At the widest focal length and maximum aperture, there is a slight decrease towards the corners of the frame, but it’s well within acceptable limits, and even with the in-camera Vignette control turned off, there is just a suggestion of shading the corners. When you zoom in, the loss of sharpness becomes even less of an issue and there is effectively no vignetting.

At the other end of the aperture range, I recommend opening the aperture of a diaphragm from the smallest setting to avoid the worst of diffraction impact. At 50mm of the lens, I wouldn’t go above f / 22.

While not completely silent, the Nikon Z DX 16-50mm f / 3.5-6.3 VR’s focusing is very quiet. It’s also fast and, other than to test the mechanism, I didn’t feel the need to switch to manual focus. As the focus is by wire, there is no end point to manual focus and there is no distance scale on the barrel but a scale appears in the viewfinder or on the lens. screen when the focus ring is rotated.

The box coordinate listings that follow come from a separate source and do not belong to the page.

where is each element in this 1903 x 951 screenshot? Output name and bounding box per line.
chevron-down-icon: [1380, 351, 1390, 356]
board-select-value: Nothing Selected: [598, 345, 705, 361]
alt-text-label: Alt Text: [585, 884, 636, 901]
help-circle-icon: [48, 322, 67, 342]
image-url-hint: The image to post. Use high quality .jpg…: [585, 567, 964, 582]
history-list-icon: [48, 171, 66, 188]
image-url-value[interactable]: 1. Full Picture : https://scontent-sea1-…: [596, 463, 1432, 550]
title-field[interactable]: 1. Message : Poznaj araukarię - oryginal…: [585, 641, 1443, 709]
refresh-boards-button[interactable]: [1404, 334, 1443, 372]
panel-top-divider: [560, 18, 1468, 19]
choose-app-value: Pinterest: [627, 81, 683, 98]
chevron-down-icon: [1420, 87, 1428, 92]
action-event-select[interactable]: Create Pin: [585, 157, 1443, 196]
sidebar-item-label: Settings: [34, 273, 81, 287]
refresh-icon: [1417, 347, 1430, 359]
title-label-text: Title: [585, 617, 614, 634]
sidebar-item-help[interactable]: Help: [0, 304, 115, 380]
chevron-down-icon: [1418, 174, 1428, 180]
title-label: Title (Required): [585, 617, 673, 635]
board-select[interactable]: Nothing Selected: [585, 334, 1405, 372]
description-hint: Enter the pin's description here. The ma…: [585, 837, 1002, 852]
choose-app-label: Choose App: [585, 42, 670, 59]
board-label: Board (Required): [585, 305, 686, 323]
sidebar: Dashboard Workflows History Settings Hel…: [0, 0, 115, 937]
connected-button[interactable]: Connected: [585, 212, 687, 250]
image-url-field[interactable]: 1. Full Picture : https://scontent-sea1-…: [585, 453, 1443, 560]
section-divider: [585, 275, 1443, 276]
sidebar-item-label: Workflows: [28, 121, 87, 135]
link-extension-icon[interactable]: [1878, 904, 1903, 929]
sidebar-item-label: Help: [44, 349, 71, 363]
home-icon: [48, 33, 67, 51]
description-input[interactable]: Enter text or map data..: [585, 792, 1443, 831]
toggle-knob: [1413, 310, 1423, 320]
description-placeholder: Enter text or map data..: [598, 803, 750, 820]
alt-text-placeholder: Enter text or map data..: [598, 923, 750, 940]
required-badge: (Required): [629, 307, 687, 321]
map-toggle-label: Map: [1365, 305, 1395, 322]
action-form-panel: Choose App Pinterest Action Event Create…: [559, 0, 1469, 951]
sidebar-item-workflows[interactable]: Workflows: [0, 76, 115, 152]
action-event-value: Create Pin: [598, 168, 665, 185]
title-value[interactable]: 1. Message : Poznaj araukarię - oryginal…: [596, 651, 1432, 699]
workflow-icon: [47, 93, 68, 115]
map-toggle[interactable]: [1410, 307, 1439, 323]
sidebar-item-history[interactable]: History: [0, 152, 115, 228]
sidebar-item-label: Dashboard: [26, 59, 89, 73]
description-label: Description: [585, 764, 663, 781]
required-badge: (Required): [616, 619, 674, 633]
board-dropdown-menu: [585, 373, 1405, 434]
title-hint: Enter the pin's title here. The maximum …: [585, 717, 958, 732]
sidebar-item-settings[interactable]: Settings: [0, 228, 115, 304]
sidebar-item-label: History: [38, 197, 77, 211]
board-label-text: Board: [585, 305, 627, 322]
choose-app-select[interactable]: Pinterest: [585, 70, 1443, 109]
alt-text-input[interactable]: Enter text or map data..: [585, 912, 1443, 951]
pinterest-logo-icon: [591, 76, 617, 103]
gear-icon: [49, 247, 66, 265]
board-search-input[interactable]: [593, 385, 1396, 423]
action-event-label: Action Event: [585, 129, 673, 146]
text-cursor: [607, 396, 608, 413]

There is more good news as the Nikon Z DX 16-50mm f / 3.5-6.3 VR is not bothered by excessive reflections, chromatic aberrations or curvilinear distortion, everything is very well controlled.

With a maximum aperture range of f / 3.5-6.3, the Nikon Z DX 16-50mm f / 3.5-6.3 VR is quite slow, but the image stabilization works well and I found that I could get about 4 stops of shutter speed compensation.

Out-of-focus areas look nice and even towards the corners of the frame, specular highlights appear round across the focal range. However, in some cases, the bokeh balls have texture within them.